Brainardo gave an excellent answer. Here I supply some details.
Moses in Deuteronomy 9:
8 At Horeb you aroused the Lord’s wrath so that he was angry enough to destroy you. 9When I went up on the mountain to receive the tablets of stone, the tablets of the covenant that the Lord had made with you, I stayed on the mountain forty days and forty nights; I ate no bread and drank no water.

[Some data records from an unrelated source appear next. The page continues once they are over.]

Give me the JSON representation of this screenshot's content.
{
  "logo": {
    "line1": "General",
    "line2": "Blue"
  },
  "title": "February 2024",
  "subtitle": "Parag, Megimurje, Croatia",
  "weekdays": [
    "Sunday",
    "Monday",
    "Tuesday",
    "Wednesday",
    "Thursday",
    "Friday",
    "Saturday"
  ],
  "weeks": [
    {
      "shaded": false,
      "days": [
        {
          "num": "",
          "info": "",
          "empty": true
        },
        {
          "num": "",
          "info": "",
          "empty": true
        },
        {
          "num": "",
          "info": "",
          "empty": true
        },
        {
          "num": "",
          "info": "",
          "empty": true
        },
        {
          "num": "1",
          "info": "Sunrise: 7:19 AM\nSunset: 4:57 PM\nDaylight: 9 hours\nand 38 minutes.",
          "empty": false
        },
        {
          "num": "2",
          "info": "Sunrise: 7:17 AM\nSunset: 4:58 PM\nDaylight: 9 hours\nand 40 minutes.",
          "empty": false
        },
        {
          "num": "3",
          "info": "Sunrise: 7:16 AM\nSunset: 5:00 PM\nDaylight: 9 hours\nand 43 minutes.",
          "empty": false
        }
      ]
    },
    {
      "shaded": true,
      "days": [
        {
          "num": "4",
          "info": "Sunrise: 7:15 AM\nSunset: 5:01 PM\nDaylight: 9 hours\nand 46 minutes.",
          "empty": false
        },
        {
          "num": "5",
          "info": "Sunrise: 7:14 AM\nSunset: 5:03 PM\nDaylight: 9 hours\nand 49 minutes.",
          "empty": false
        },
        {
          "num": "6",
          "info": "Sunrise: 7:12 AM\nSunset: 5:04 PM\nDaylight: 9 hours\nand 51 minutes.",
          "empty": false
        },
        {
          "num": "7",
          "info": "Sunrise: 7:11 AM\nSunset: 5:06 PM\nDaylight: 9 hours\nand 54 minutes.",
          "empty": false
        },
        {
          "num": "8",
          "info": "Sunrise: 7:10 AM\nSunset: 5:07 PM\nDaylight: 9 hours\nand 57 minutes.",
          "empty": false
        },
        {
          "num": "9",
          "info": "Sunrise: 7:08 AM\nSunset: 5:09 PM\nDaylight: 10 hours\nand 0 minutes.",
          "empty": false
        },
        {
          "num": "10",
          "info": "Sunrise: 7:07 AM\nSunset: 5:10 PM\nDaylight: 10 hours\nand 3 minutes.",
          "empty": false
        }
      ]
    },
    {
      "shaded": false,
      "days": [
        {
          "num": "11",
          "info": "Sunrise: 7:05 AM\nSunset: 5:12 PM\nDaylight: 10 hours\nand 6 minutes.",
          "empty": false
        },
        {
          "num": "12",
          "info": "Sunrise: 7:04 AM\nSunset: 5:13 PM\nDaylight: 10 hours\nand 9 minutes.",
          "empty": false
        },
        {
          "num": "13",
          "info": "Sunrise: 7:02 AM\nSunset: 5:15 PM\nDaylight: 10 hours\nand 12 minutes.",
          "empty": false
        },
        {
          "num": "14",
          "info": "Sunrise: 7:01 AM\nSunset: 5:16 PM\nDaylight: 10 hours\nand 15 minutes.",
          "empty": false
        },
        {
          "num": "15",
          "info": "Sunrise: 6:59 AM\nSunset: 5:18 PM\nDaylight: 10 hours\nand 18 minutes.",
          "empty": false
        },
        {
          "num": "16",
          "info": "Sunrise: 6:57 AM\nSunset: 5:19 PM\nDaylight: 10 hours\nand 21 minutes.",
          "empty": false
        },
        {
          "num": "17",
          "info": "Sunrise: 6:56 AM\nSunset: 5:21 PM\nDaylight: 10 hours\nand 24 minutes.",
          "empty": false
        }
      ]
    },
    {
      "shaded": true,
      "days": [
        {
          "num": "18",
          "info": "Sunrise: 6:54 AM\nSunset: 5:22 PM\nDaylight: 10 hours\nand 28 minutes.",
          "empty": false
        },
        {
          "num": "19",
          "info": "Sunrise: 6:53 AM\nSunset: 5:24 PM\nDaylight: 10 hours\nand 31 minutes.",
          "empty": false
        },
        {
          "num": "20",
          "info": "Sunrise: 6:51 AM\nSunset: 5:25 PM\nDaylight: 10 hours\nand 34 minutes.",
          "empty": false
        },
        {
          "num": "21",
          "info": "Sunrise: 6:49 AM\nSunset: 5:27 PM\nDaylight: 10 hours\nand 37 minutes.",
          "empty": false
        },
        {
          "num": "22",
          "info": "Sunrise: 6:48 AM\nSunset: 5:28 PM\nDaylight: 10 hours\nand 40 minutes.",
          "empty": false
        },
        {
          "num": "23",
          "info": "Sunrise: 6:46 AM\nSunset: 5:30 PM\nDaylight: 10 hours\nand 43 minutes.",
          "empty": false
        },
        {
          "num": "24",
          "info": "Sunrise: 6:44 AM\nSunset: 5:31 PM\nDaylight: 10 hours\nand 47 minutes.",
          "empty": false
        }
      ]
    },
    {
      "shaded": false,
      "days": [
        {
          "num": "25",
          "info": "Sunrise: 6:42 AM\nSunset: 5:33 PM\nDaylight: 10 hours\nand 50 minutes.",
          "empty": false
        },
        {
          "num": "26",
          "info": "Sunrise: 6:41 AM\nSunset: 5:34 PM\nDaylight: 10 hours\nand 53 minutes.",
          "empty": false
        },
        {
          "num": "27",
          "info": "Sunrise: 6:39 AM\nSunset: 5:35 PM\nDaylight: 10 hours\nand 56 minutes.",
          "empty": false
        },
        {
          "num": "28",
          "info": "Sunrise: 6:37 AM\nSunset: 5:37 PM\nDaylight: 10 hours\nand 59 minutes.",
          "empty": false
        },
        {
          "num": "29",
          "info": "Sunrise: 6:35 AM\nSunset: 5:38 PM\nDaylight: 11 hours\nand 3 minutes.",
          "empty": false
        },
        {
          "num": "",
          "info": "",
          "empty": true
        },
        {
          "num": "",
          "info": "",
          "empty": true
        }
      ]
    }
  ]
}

Elijah fasted similarly in 1 Kings 19:
8 So he got up and ate and drank. Strengthened by that food, he traveled forty days and forty nights until he reached Horeb, the mountain of God.
Ellicott explains:
Forty days and forty nights.--Unless this time includes, as has been supposed by some, the whole journey to and from Horeb, and the sojourn there, it is far in excess of what would be recorded for a journey of some two hundred miles. It may, therefore, be thought to imply an interval of retirement for rest and solitary meditation, like the sojourn of Moses in Horeb, and the sojourn of our Lord in the wilderness (Exodus 24:18; Matthew 4:2) during which the spirit of the prophet might be calmed from the alternations of triumph and despondency, to receive the spiritual lesson which awaited him. During all that time he went "in the strength" of the Divine food, that he might know that "man doth not live by bread alone, but by every word that proceedeth out of the mouth of God" (Deuteronomy 8:3).